By 10:00 P.M. the Estonia had passed north of a lighthouse called Osmussaar and was moving through the open ocean in deteriorating weather, with rain, strong winds, and an overcast scudding low and fast across steep seas. The ship was still running at full power, but it was slowed now to 17 knots by the impacts of the waves, which rose regularly to ten feet and higher. Sheets of salt water were torn loose by the plunging and driving of the bow. They swept as heavy spray across the foredeck, and rained against the window-lined superstructure, as high as the upper decks and the navigation bridge. Though the motions of the hull were complex, the ride was rough mostly just in pitch and not in roll, because the waves, unlike the winds, came from nearly straight ahead. The ship heaved upward and vibrated in the heaviest water, and slammed down into the troughs, sometimes with a crash. The motions were difficult to predict even for the crew. Some passengers grew seasick, and retired to their cabins to suffer in private. This was not the best tactic, since most of the cabins were located forward in the ship, where the motion was most violent. For anyone feeling sick, just getting to them would have been a trial. The interior hallways of the accommodation sections were windowless, fluorescent-lit passageways, smelling of aluminum and plastic, and barely wide enough for two people to pass. They ran fore and aft, and had branches from side to side.
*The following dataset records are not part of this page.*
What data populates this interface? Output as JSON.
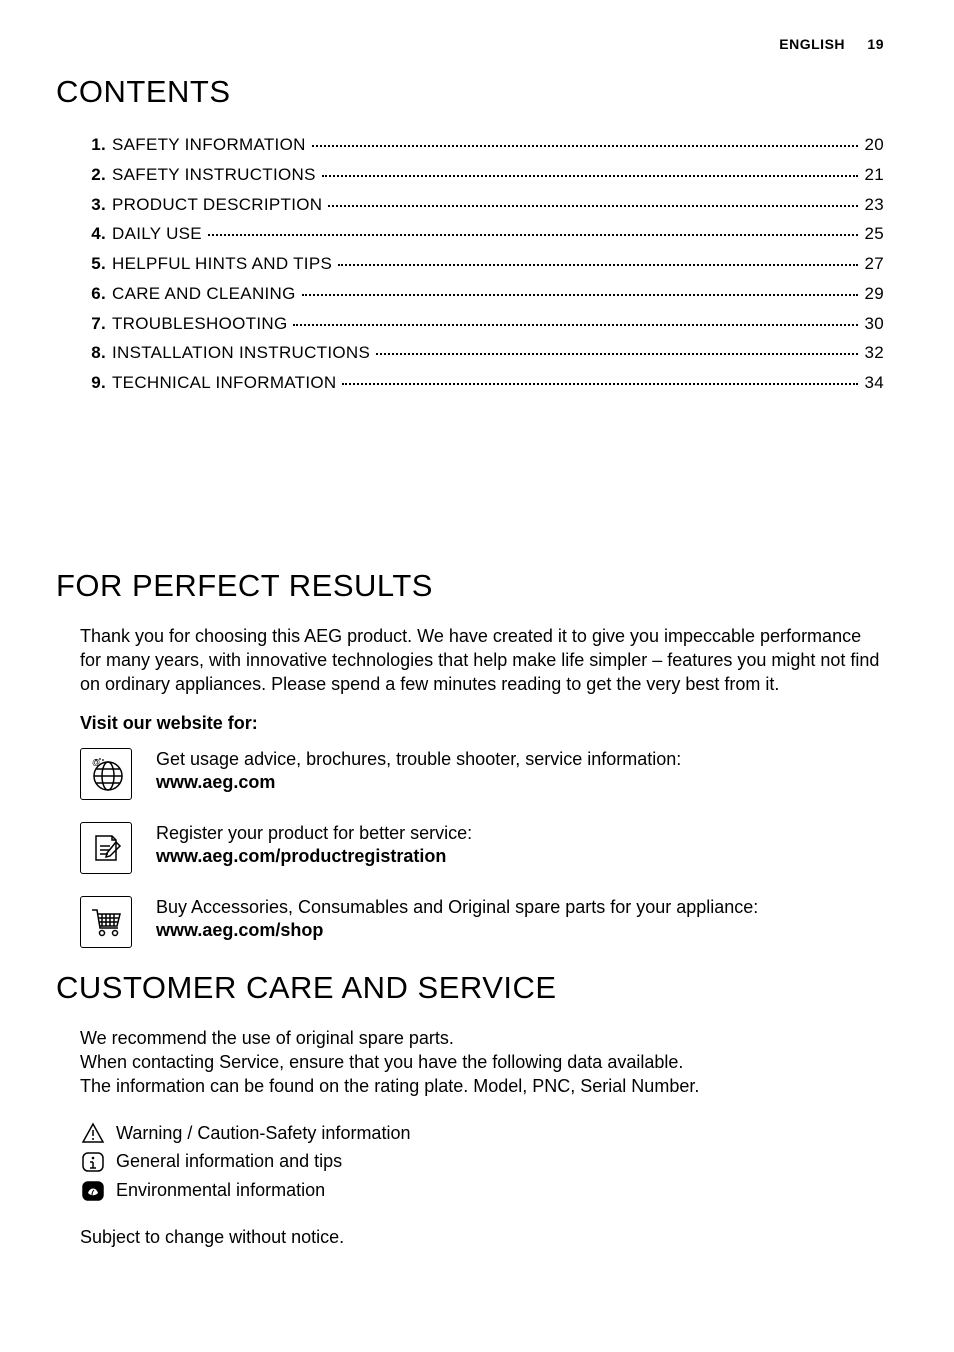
{
  "header": {
    "language": "ENGLISH",
    "page_number": "19"
  },
  "contents": {
    "heading": "CONTENTS",
    "items": [
      {
        "num": "1.",
        "title": " SAFETY INFORMATION",
        "page": "20"
      },
      {
        "num": "2.",
        "title": " SAFETY INSTRUCTIONS",
        "page": "21"
      },
      {
        "num": "3.",
        "title": " PRODUCT DESCRIPTION",
        "page": "23"
      },
      {
        "num": "4.",
        "title": " DAILY USE",
        "page": "25"
      },
      {
        "num": "5.",
        "title": " HELPFUL HINTS AND TIPS",
        "page": "27"
      },
      {
        "num": "6.",
        "title": " CARE AND CLEANING",
        "page": "29"
      },
      {
        "num": "7.",
        "title": " TROUBLESHOOTING",
        "page": "30"
      },
      {
        "num": "8.",
        "title": " INSTALLATION INSTRUCTIONS",
        "page": "32"
      },
      {
        "num": "9.",
        "title": " TECHNICAL INFORMATION",
        "page": "34"
      }
    ]
  },
  "perfect_results": {
    "heading": "FOR PERFECT RESULTS",
    "intro": "Thank you for choosing this AEG product. We have created it to give you impeccable performance for many years, with innovative technologies that help make life simpler – features you might not find on ordinary appliances. Please spend a few minutes reading to get the very best from it.",
    "visit_label": "Visit our website for:",
    "websites": [
      {
        "text": "Get usage advice, brochures, trouble shooter, service information:",
        "url": "www.aeg.com"
      },
      {
        "text": "Register your product for better service:",
        "url": "www.aeg.com/productregistration"
      },
      {
        "text": "Buy Accessories, Consumables and Original spare parts for your appliance:",
        "url": "www.aeg.com/shop"
      }
    ]
  },
  "customer_care": {
    "heading": "CUSTOMER CARE AND SERVICE",
    "body_lines": [
      "We recommend the use of original spare parts.",
      "When contacting Service, ensure that you have the following data available.",
      "The information can be found on the rating plate. Model, PNC, Serial Number."
    ],
    "legend": [
      "Warning / Caution-Safety information",
      "General information and tips",
      "Environmental information"
    ],
    "notice": "Subject to change without notice."
  }
}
With their twenty-four-hour lighting and long rows of anonymous, closely spaced cabin doors, they gave those parts of the ship an institutional allure not much different from that of modern prison galleries. Moreover, the cabins themselves were smaller than cells, and though this must have been unimaginable to even the most miserable of their occupants that night, many soon turned into traps and then coffins.